When considering which financing option is best for your business, the rule is to invest in assets that appreciate and finance those that depreciate. Companies today rely on the latest equipment and technology to run and operate their business successfully, but the value of those products comes from using them, not owning them. By leasing, customer transfers all uncertainties and risks of equipment ownership to the leasing company, which allows them to concentrate on using that equipment as a productive part of their business. Leasing is easy and covers 100% of the equipment cost and can also increase management control by consolidating equipment, service and supplies into one bill.
Simplicity
-One invoice, one contract
Flexibility
-Ability to add, deleted, and/or upgrade equipment on your lease
-Ability to customize as your needs change
Equipment Disposition
-Potential trade in value for displaced equipment
Control
-Customers can view and track all document volume and costs on one simple invoice
-Keep track of users and their print jobs
-Pool billing gives the ability to allocate costs for various document types or department budgets.
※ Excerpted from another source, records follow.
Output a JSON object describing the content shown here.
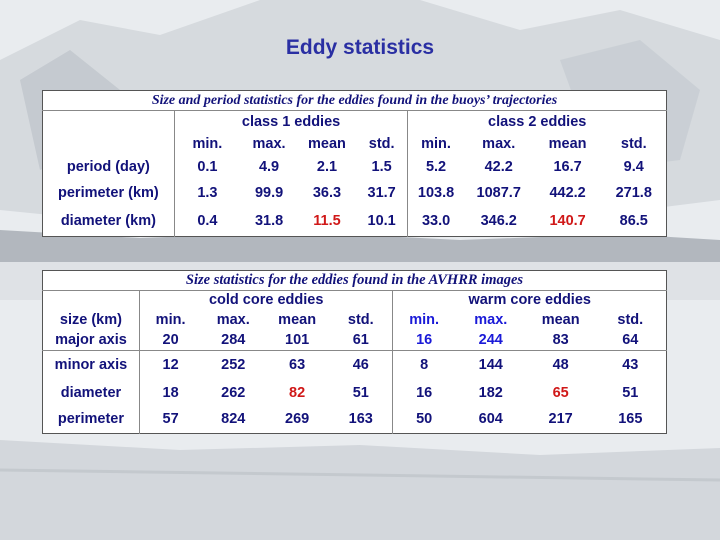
{
  "slide": {
    "title": "Eddy statistics",
    "colors": {
      "title": "#2a2fa3",
      "text": "#12127a",
      "highlight_red": "#d01818",
      "highlight_blue": "#1a1ad8"
    }
  },
  "table1": {
    "caption": "Size and period statistics for the eddies found in the buoys’ trajectories",
    "groups": [
      "class 1 eddies",
      "class 2 eddies"
    ],
    "columns": [
      "min.",
      "max.",
      "mean",
      "std.",
      "min.",
      "max.",
      "mean",
      "std."
    ],
    "rows": [
      {
        "label": "period (day)",
        "cells": [
          "0.1",
          "4.9",
          "2.1",
          "1.5",
          "5.2",
          "42.2",
          "16.7",
          "9.4"
        ]
      },
      {
        "label": "perimeter (km)",
        "cells": [
          "1.3",
          "99.9",
          "36.3",
          "31.7",
          "103.8",
          "1087.7",
          "442.2",
          "271.8"
        ]
      },
      {
        "label": "diameter (km)",
        "cells": [
          "0.4",
          "31.8",
          "11.5",
          "10.1",
          "33.0",
          "346.2",
          "140.7",
          "86.5"
        ]
      }
    ]
  },
  "table2": {
    "caption": "Size statistics for the eddies found in the AVHRR images",
    "groups": [
      "cold core eddies",
      "warm core eddies"
    ],
    "unit_label": "size (km)",
    "columns": [
      "min.",
      "max.",
      "mean",
      "std.",
      "min.",
      "max.",
      "mean",
      "std."
    ],
    "rows": [
      {
        "label": "major axis",
        "cells": [
          "20",
          "284",
          "101",
          "61",
          "16",
          "244",
          "83",
          "64"
        ]
      },
      {
        "label": "minor axis",
        "cells": [
          "12",
          "252",
          "63",
          "46",
          "8",
          "144",
          "48",
          "43"
        ]
      },
      {
        "label": "diameter",
        "cells": [
          "18",
          "262",
          "82",
          "51",
          "16",
          "182",
          "65",
          "51"
        ]
      },
      {
        "label": "perimeter",
        "cells": [
          "57",
          "824",
          "269",
          "163",
          "50",
          "604",
          "217",
          "165"
        ]
      }
    ]
  }
}
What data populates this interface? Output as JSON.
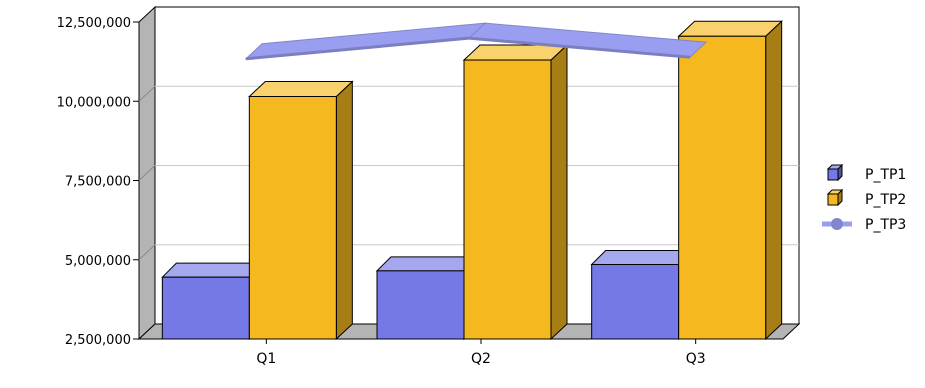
{
  "chart_data": {
    "type": "bar",
    "categories": [
      "Q1",
      "Q2",
      "Q3"
    ],
    "series": [
      {
        "name": "P_TP1",
        "type": "bar",
        "values": [
          4450000,
          4650000,
          4850000
        ]
      },
      {
        "name": "P_TP2",
        "type": "bar",
        "values": [
          10150000,
          11300000,
          12050000
        ]
      },
      {
        "name": "P_TP3",
        "type": "line",
        "values": [
          11750000,
          12400000,
          11800000
        ]
      }
    ],
    "yticks": [
      "2,500,000",
      "5,000,000",
      "7,500,000",
      "10,000,000",
      "12,500,000"
    ],
    "ylim": [
      2500000,
      12500000
    ],
    "grid": true,
    "legend_position": "right",
    "colors": {
      "P_TP1": "#7479e6",
      "P_TP2": "#f5b81f",
      "P_TP3": "#9a9ef0"
    }
  }
}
Preserve bank credit lines
-Your lease doesn’t affect your existing borrowing limits with your bank. You still have 100% of your credit available for other needs.
Conserve working capital
-Cash isn’t tied up in overhead; it’s free for income producing investments. Or your cash and savings may be reinvested in your business to create earnings which will reduce the net cash cost of leasing.
Off balance sheet disclosure
-As a CPC program may qualify for favorable off-balance sheet disclosure. Please consult your tax advisor.